Sub-glacier terrain affects sea levels

Fresh research into glaciers could help scientists better predict the impact of changing climates on global sea levels.

Scientists have shown for the first time that the terrain beneath glaciers influences how much glacier melt contributes to fluctuations in sea levels.

Researchers say the study will improve their understanding of how ice sheet movements have affected sea levels in the past.

New research will also enable more accurate projections of future change.

Ice age evidence

Scientists from the University studied the Slessor glacier in the Weddell Sea bay in Antarctica.

They found surprising evidence that ice thickness in the region has not changed markedly since the last ice age.

Impact on thickness

Researchers say that during the last ice age, sea levels were lower.

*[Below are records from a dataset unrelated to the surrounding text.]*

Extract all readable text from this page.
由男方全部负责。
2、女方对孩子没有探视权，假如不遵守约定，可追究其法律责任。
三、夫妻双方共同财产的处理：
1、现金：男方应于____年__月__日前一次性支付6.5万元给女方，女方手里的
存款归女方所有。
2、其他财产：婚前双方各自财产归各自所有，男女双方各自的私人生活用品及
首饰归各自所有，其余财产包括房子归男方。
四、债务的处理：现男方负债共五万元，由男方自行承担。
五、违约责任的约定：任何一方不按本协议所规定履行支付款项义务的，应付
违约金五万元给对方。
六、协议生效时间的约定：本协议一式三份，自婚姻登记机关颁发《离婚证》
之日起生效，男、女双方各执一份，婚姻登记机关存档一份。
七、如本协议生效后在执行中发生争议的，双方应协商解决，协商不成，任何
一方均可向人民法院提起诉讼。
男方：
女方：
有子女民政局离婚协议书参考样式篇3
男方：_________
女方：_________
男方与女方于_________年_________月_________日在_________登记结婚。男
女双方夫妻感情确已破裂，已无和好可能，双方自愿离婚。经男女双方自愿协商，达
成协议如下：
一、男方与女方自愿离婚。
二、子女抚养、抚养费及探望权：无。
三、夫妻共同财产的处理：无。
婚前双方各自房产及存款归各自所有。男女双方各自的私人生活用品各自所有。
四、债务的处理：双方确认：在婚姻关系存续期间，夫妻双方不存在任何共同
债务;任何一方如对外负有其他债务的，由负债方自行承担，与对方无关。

This would be expected to increase the distance over which the ice travelled on land, thickening as it moved slowly towards the sea.

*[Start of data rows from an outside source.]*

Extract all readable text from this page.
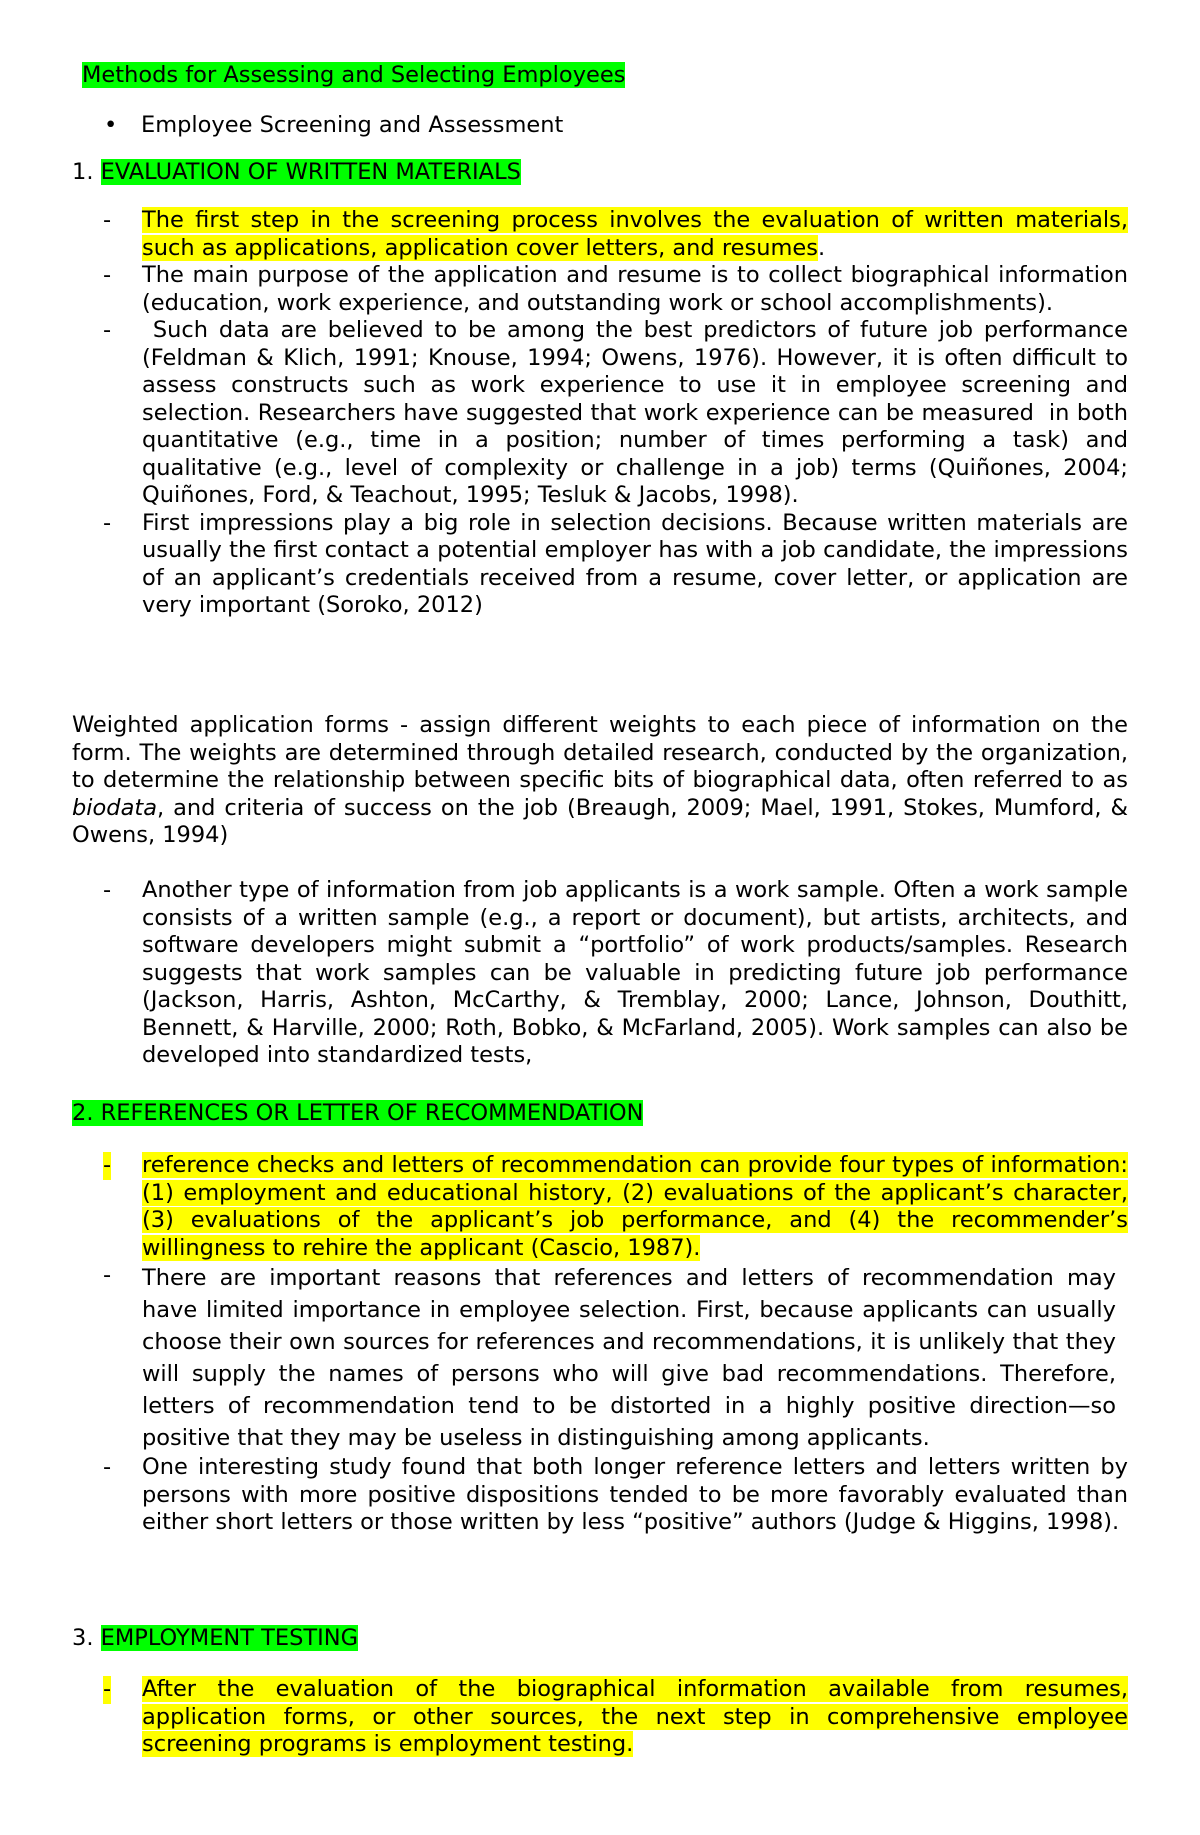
Methods for Assessing and Selecting Employees
• Employee Screening and Assessment
1. EVALUATION OF WRITTEN MATERIALS

- The first step in the screening process involves the evaluation of written materials, such as applications, application cover letters, and resumes.

- The main purpose of the application and resume is to collect biographical information (education, work experience, and outstanding work or school accomplishments).

- Such data are believed to be among the best predictors of future job performance (Feldman & Klich, 1991; Knouse, 1994; Owens, 1976). However, it is often difficult to assess constructs such as work experience to use it in employee screening and selection. Researchers have suggested that work experience can be measured  in both quantitative (e.g., time in a position; number of times performing a task) and qualitative (e.g., level of complexity or challenge in a job) terms (Quiñones, 2004; Quiñones, Ford, & Teachout, 1995; Tesluk & Jacobs, 1998).

- First impressions play a big role in selection decisions. Because written materials are usually the first contact a potential employer has with a job candidate, the impressions of an applicant’s credentials received from a resume, cover letter, or application are very important (Soroko, 2012)

Weighted application forms - assign different weights to each piece of information on the form. The weights are determined through detailed research, conducted by the organization, to determine the relationship between specific bits of biographical data, often referred to as biodata, and criteria of success on the job (Breaugh, 2009; Mael, 1991, Stokes, Mumford, & Owens, 1994)

- Another type of information from job applicants is a work sample. Often a work sample consists of a written sample (e.g., a report or document), but artists, architects, and software developers might submit a “portfolio” of work products/samples. Research suggests that work samples can be valuable in predicting future job performance (Jackson, Harris, Ashton, McCarthy, & Tremblay, 2000; Lance, Johnson, Douthitt, Bennett, & Harville, 2000; Roth, Bobko, & McFarland, 2005). Work samples can also be developed into standardized tests,

2. REFERENCES OR LETTER OF RECOMMENDATION

- reference checks and letters of recommendation can provide four types of information: (1) employment and educational history, (2) evaluations of the applicant’s character, (3) evaluations of the applicant’s job performance, and (4) the recommender’s willingness to rehire the applicant (Cascio, 1987).

- There are important reasons that references and letters of recommendation may have limited importance in employee selection. First, because applicants can usually choose their own sources for references and recommendations, it is unlikely that they will supply the names of persons who will give bad recommendations. Therefore, letters of recommendation tend to be distorted in a highly positive direction—so positive that they may be useless in distinguishing among applicants.

- One interesting study found that both longer reference letters and letters written by persons with more positive dispositions tended to be more favorably evaluated than either short letters or those written by less “positive” authors (Judge & Higgins, 1998).

3. EMPLOYMENT TESTING

- After the evaluation of the biographical information available from resumes, application forms, or other sources, the next step in comprehensive employee screening programs is employment testing.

However, a large trough in the land caused the glacier to float instead.

Floating ice moves more quickly and is prevented from thickening.

This means the ice thickness has not varied markedly with climate or sea level changes and has had little impact on sea levels or the volume of ice in Antarctica.

Sea level changes

Being able to anticipate the dynamics of the ice sheet in response to changing climates helps scientists predict shifts in global sea levels.

The study was funded by the Natural Environment Research Council and Scottish Alliance for Geoscience, Environment and Society.

Findings were published in Earth and Planetary Science Letters and unveiled at the International Symposium of Antarctic Earth Science in Edinburgh.

This finding is remarkable. We expected to show that the Slessor glacier had thinned significantly since the last ice age, in common with other glaciers in Antarctica. But it is possible to step off the glacier and on to rocks that have been untouched by ice for more than 100,000 years. To understand the behaviour of big glaciers, it is important to understand their landscapes.